16 July 2009

Global Financial Crisis Demands Smart Action on AIDS

By Julio Montaner, IAS 2009 President and International Chair, IAS 2009

As participants from around the world gather for IAS 2009, I, and I'm sure many others coming to Cape Town, are greatly frustrated by the lack of commitment to universal access to HIV prevention and treatment at the recent G8 Summit. The global financial crisis is not an excuse to weaken our determination to fulfill these commitments. With the UN target of universal access by 2010 on the horizon, and the 2015 deadline to achieve the Millennium Development Goals not far behind, we cannot afford a momentary pause or, worse yet, a retrenchment of finances. These investments, coupled with commitment to enact evidence- and rights-based national HIV policies, will prevent new infections and save lives.

Enormous progress has been made in the past five years since the dramatic scale-up of resources to address the global AIDS pandemic. The number of people receiving antiretroviral therapy in low- and middle-income countries jumped from 400,000 at the end of 2003 to over three million by the end 2007 and the resulting reductions in morbidity and mortality are already evident at a population level. This is also leading to decreasing rates of new HIV infections. In addition, the groundswell of support at all levels of society for rolling back the AIDS epidemic has galvanized efforts to address other major infectious diseases, such as tuberculosis and malaria, and to strengthen maternal and child health, sexual and reproductive health, and primary care.

Global health is now firmly recognized as a prerequisite for global development. As the world faces the challenge of the current economic crisis, we must increase our investments in health to ensure strong human and economic stability in the 21st Century. There should be no disagreement on the urgency with which these investments must be made. With continued expansion of early HIV testing and treatment, combined with the arsenal of other proven prevention interventions at our disposal, we could roll back this epidemic within a few short years.

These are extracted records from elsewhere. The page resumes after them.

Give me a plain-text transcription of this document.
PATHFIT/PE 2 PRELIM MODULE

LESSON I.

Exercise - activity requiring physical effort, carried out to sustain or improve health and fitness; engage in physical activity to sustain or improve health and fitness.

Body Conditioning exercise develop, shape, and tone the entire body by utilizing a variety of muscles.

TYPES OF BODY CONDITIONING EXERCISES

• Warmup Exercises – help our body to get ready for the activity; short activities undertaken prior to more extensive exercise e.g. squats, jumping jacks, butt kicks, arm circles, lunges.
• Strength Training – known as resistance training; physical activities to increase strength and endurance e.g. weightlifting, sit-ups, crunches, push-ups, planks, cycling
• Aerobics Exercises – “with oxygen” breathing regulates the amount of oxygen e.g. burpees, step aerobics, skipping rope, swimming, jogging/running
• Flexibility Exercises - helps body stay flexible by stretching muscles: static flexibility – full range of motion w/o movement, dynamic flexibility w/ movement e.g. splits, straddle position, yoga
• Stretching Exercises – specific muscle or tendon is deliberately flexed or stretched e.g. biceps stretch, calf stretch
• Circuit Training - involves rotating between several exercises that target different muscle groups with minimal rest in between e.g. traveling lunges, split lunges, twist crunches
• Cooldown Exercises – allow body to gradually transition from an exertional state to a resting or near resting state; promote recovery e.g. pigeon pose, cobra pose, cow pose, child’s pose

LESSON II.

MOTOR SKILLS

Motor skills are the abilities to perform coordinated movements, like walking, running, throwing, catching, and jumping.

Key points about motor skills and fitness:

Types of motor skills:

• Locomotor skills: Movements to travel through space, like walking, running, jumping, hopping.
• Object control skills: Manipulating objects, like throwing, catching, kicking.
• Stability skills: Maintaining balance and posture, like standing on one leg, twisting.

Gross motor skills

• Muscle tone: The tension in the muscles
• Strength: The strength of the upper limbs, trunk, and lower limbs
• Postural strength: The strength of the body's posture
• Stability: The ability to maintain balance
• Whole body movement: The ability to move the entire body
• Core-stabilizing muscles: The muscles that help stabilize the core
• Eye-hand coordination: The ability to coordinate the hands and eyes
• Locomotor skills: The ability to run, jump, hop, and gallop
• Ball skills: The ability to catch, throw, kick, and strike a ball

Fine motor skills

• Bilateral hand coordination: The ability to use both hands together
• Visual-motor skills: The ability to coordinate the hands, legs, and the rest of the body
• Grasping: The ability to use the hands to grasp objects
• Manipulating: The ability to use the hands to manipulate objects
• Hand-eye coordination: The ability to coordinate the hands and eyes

We need to push harder for implementing scientifically-proven technologies alongside protection of human rights. We should not allow ideology-driven public health policy. We need to usher in a new global era of respect for scientific evidence coupled with respect for human rights to stop HIV.
The global financial crisis demands the smart allocation of resources. Universal access to HIV prevention and treatment is indeed a cost-averting intervention. This is not only the right thing to do, but it is also a wise investment.